In children, hyperkinesia or attention deficit hyperactivity disorder (ADHD) is characterised by inattention, overactivity and impulsiveness. Drug therapy should only be used for those who fail to respond to psychotherapy, and only as part of a comprehensive treatment programme.
Given chronically in low doses, CNS stimulants such as dexamfetamine, lisdexamfetamine and methylphenidate improve symptoms of ADHD within four to eight weeks. Those patients who respond typically require long-term medication up to 10 years of age. Therapy should be withdrawn gradually once a year to determine if it is still necessary. Tolerance and dependence may develop and treatment should be withdrawn gradually to avoid extreme fatigue and depression. Dexamfetamine may also be useful in narcolepsy but growth retardation and mood disturbance can occur. Lisdexamfetamine is a prodrug that is converted in the blood to dexamfetamine. It is available as a separate product for use in adults who have had ADHD symptoms in childhood. Methylphenidate causes fewer side effects and is usually the drug of first choice in ADHD. In epileptic children it may increase seizure frequency, making dexamfetamine preferable.

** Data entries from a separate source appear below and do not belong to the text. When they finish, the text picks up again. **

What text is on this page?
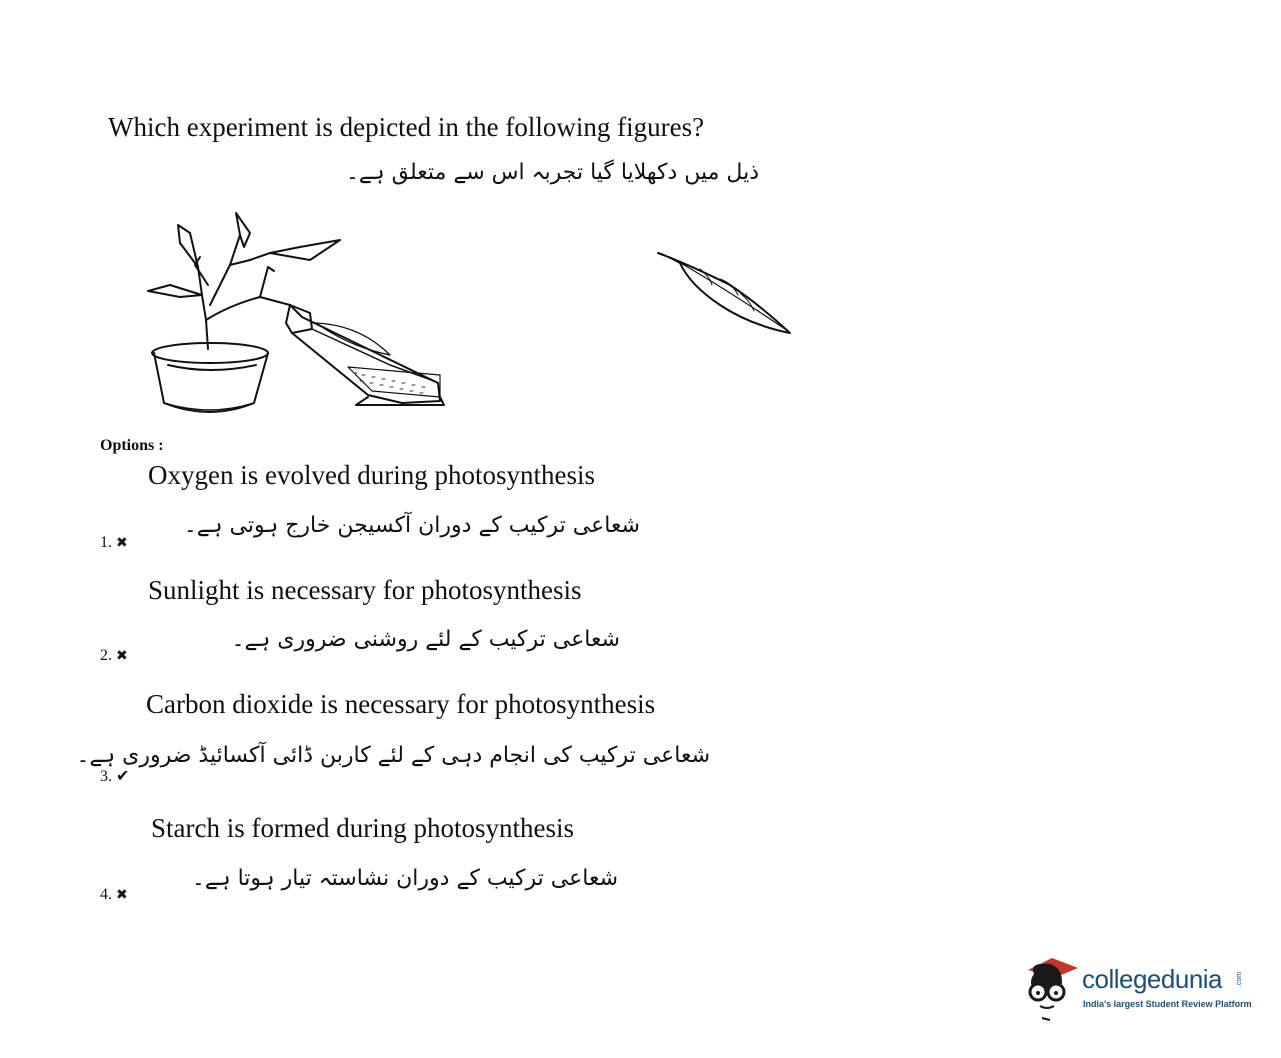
Which experiment is depicted in the following figures?
ذیل میں دکھلایا گیا تجربہ اس سے متعلق ہے۔
Options :
Oxygen is evolved during photosynthesis
شعاعی ترکیب کے دوران آکسیجن خارج ہوتی ہے۔
1. ✖
Sunlight is necessary for photosynthesis
شعاعی ترکیب کے لئے روشنی ضروری ہے۔
2. ✖
Carbon dioxide is necessary for photosynthesis
شعاعی ترکیب کی انجام دہی کے لئے کاربن ڈائی آکسائیڈ ضروری ہے۔
3. ✔
Starch is formed during photosynthesis
شعاعی ترکیب کے دوران نشاستہ تیار ہوتا ہے۔
4. ✖
collegedunia .com
India's largest Student Review Platform
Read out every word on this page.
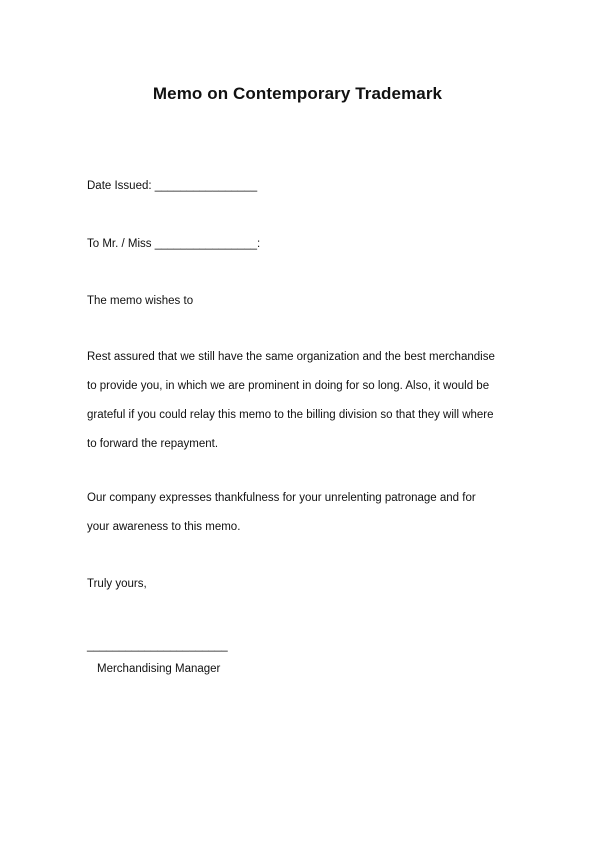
Memo on Contemporary Trademark
Date Issued: ________________
To Mr. / Miss ________________:
The memo wishes to
Rest assured that we still have the same organization and the best merchandise
to provide you, in which we are prominent in doing for so long. Also, it would be
grateful if you could relay this memo to the billing division so that they will where
to forward the repayment.
Our company expresses thankfulness for your unrelenting patronage and for
your awareness to this memo.
Truly yours,
______________________
Merchandising Manager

Atomoxetine is not a CNS stimulant, nor is it an amfetamine derivative, but it has been shown to reduce the signs and symptoms of ADHD in children. It can also be initiated in adults with ADHD provided that the presence of symptoms in childhood can be confirmed.
Guanfacine, a non-stimulant centrally acting antiadrenergic agent, can be used in children and adolescents who have had an inadequate response to stimulants or for whom stimulants are unsuitable or not tolerated.
Modafinil and pitolisant are selective, non-amfetamine wake-promoting agents. They reduce excessive daytime sleepiness seen in narcolepsy without inducing anxiety, palpitations and hyperkinesia commonly caused by CNS stimulants.
Sodium oxybate is a CNS depressant which reduces excessive daytime sleepiness and cataplexy in patients with narcolepsy.